# Mon ipod est passé à la machine à laver



## Aschérit (14 Novembre 2011)

Voilà, mon titre est assez évocateur je crois.
Cela fait 4 jours et il est sec maintenant. J'ai une chance incroyable puisqu'il remarche presque complètement. Seul problème : la luminosité reste au plus faible quoi que je fasse. Je l'ai restauré pour voir, cela n'y a rien changé. J'ai aussi essayé une méthode lue sur un forum : refaire plusieurs fois l'opération suivante : mettre la luminosité au plus fort dans les réglages et revenir au menu principal tout en étant connecté à Itunes. Cela n'a rien changé.

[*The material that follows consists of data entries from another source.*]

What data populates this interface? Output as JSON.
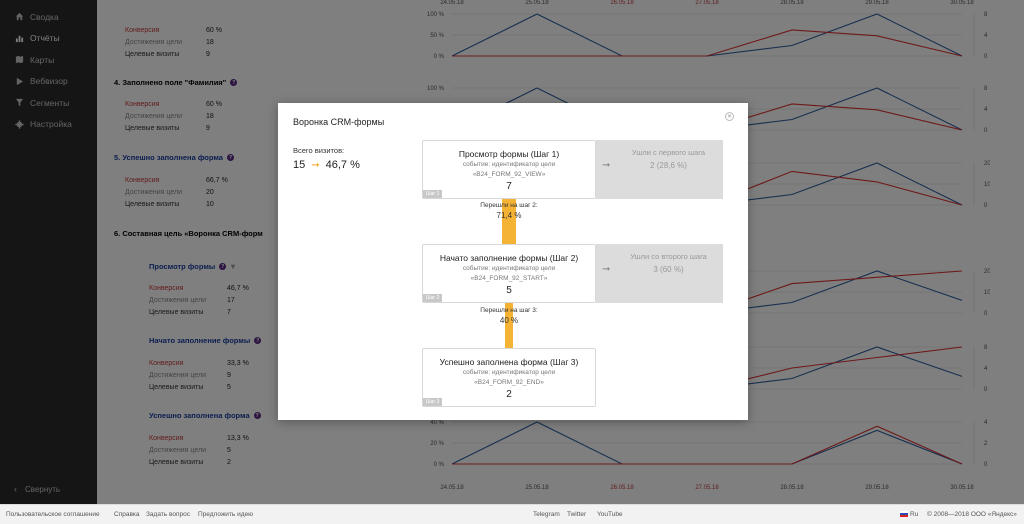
{
  "sidebar": {
    "items": [
      {
        "label": "Сводка",
        "icon": "home-icon"
      },
      {
        "label": "Отчёты",
        "icon": "bar-chart-icon",
        "active": true
      },
      {
        "label": "Карты",
        "icon": "map-icon"
      },
      {
        "label": "Вебвизор",
        "icon": "play-icon"
      },
      {
        "label": "Сегменты",
        "icon": "filter-icon"
      },
      {
        "label": "Настройка",
        "icon": "gear-icon"
      }
    ],
    "collapse_label": "Свернуть"
  },
  "goals": [
    {
      "title": "",
      "metrics": [
        [
          "Конверсия",
          "60 %"
        ],
        [
          "Достижения цели",
          "18"
        ],
        [
          "Целевые визиты",
          "9"
        ]
      ]
    },
    {
      "title": "4.  Заполнено поле \"Фамилия\"",
      "metrics": [
        [
          "Конверсия",
          "60 %"
        ],
        [
          "Достижения цели",
          "18"
        ],
        [
          "Целевые визиты",
          "9"
        ]
      ]
    },
    {
      "title": "5.  Успешно заполнена форма",
      "metrics": [
        [
          "Конверсия",
          "66,7 %"
        ],
        [
          "Достижения цели",
          "20"
        ],
        [
          "Целевые визиты",
          "10"
        ]
      ]
    },
    {
      "title": "6.  Составная цель «Воронка CRM-форм",
      "metrics": []
    },
    {
      "title": "Просмотр формы",
      "metrics": [
        [
          "Конверсия",
          "46,7 %"
        ],
        [
          "Достижения цели",
          "17"
        ],
        [
          "Целевые визиты",
          "7"
        ]
      ]
    },
    {
      "title": "Начато заполнение формы",
      "metrics": [
        [
          "Конверсия",
          "33,3 %"
        ],
        [
          "Достижения цели",
          "9"
        ],
        [
          "Целевые визиты",
          "5"
        ]
      ]
    },
    {
      "title": "Успешно заполнена форма",
      "metrics": [
        [
          "Конверсия",
          "13,3 %"
        ],
        [
          "Достижения цели",
          "5"
        ],
        [
          "Целевые визиты",
          "2"
        ]
      ]
    }
  ],
  "chart_axis": {
    "dates": [
      "24.05.18",
      "25.05.18",
      "26.05.18",
      "27.05.18",
      "28.05.18",
      "29.05.18",
      "30.05.18"
    ],
    "weekend_dates": [
      "26.05.18",
      "27.05.18"
    ]
  },
  "chart_data": [
    {
      "type": "line",
      "left_ticks": [
        "100 %",
        "50 %",
        "0 %"
      ],
      "right_ticks": [
        "8",
        "4",
        "0"
      ],
      "series": [
        {
          "color": "#2f5f9e",
          "values": [
            0,
            100,
            0,
            0,
            25,
            100,
            0
          ]
        },
        {
          "color": "#d33",
          "values": [
            0,
            0,
            0,
            0,
            62,
            48,
            0
          ]
        }
      ]
    },
    {
      "type": "line",
      "left_ticks": [
        "100 %",
        "50 %",
        "0 %"
      ],
      "right_ticks": [
        "8",
        "4",
        "0"
      ],
      "series": [
        {
          "color": "#2f5f9e",
          "values": [
            0,
            100,
            0,
            0,
            25,
            100,
            0
          ]
        },
        {
          "color": "#d33",
          "values": [
            0,
            0,
            0,
            0,
            62,
            48,
            0
          ]
        }
      ]
    },
    {
      "type": "line",
      "left_ticks": [
        "100 %",
        "50 %",
        "0 %"
      ],
      "right_ticks": [
        "20",
        "10",
        "0"
      ],
      "series": [
        {
          "color": "#2f5f9e",
          "values": [
            0,
            100,
            0,
            0,
            25,
            100,
            0
          ]
        },
        {
          "color": "#d33",
          "values": [
            0,
            0,
            0,
            0,
            80,
            55,
            0
          ]
        }
      ]
    },
    {
      "type": "line",
      "left_ticks": [
        "100 %",
        "50 %",
        "0 %"
      ],
      "right_ticks": [
        "20",
        "10",
        "0"
      ],
      "series": [
        {
          "color": "#2f5f9e",
          "values": [
            0,
            100,
            0,
            0,
            25,
            100,
            30
          ]
        },
        {
          "color": "#d33",
          "values": [
            0,
            0,
            0,
            0,
            70,
            85,
            100
          ]
        }
      ]
    },
    {
      "type": "line",
      "left_ticks": [
        "100 %",
        "50 %",
        "0 %"
      ],
      "right_ticks": [
        "8",
        "4",
        "0"
      ],
      "series": [
        {
          "color": "#2f5f9e",
          "values": [
            0,
            100,
            0,
            0,
            25,
            100,
            30
          ]
        },
        {
          "color": "#d33",
          "values": [
            0,
            0,
            0,
            0,
            50,
            75,
            100
          ]
        }
      ]
    },
    {
      "type": "line",
      "left_ticks": [
        "40 %",
        "20 %",
        "0 %"
      ],
      "right_ticks": [
        "4",
        "2",
        "0"
      ],
      "series": [
        {
          "color": "#2f5f9e",
          "values": [
            0,
            100,
            0,
            0,
            0,
            80,
            0
          ]
        },
        {
          "color": "#d33",
          "values": [
            0,
            0,
            0,
            0,
            0,
            90,
            0
          ]
        }
      ]
    }
  ],
  "modal": {
    "title": "Воронка CRM-формы",
    "total_label": "Всего визитов:",
    "total_visits": "15",
    "total_conversion": "46,7 %",
    "steps": [
      {
        "title": "Просмотр формы (Шаг 1)",
        "event": "событие: идентификатор цели",
        "id": "«B24_FORM_92_VIEW»",
        "count": "7",
        "tag": "Шаг 1",
        "left_label": "Ушли с первого шага",
        "left_value": "2 (28,6 %)"
      },
      {
        "title": "Начато заполнение формы (Шаг 2)",
        "event": "событие: идентификатор цели",
        "id": "«B24_FORM_92_START»",
        "count": "5",
        "tag": "Шаг 2",
        "left_label": "Ушли со второго шага",
        "left_value": "3 (60 %)"
      },
      {
        "title": "Успешно заполнена форма (Шаг 3)",
        "event": "событие: идентификатор цели",
        "id": "«B24_FORM_92_END»",
        "count": "2",
        "tag": "Шаг 3"
      }
    ],
    "transitions": [
      {
        "label": "Перешли на шаг 2:",
        "value": "71,4 %",
        "percent": 71.4
      },
      {
        "label": "Перешли на шаг 3:",
        "value": "40 %",
        "percent": 40
      }
    ]
  },
  "footer": {
    "links": [
      "Пользовательское соглашение",
      "Справка",
      "Задать вопрос",
      "Предложить идею"
    ],
    "social": [
      "Telegram",
      "Twitter",
      "YouTube"
    ],
    "lang": "Ru",
    "copyright": "© 2008—2018 ООО «Яндекс»"
  }
}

Pensez vous que cela peut-être réglé ?  Si vous avez des idées dites les s'il vous plait, sachant que je ne suis pas très douée (faut dire qu'il faut être super pas doué pour laisser l'Ipod à la machine à laver...) et donc que je ne peux pas par exemple démonter mon iPod complètement... :rose: 

Merci en tout cas !


----------



## Bibuu_ (14 Novembre 2011)

Dans un sens, c'est pas très très grave (sauf is c'est presque noir ^^). T'économiseras de la batterie comme ça! 
(Nan mais j'en sais rien en fait)
Précise p'tet le modèle d'iPod


----------



## Aschérit (14 Novembre 2011)

Mon ipod est un Ipod 2 je crois, version 5.0.1;
comme la luminosité est au plus bas c'est super handicapant... c'est pour ça que je demande !


----------



## idefix84 (14 Novembre 2011)

Bonjour,
J'ai connu quelqu'un a qui c'est arrivé avec un iPhone, la seule solution a été le jailbreak et avec un outil genre préférence system (en Anglais) il a réussi la réactivation de cette fonction
Bon courage


----------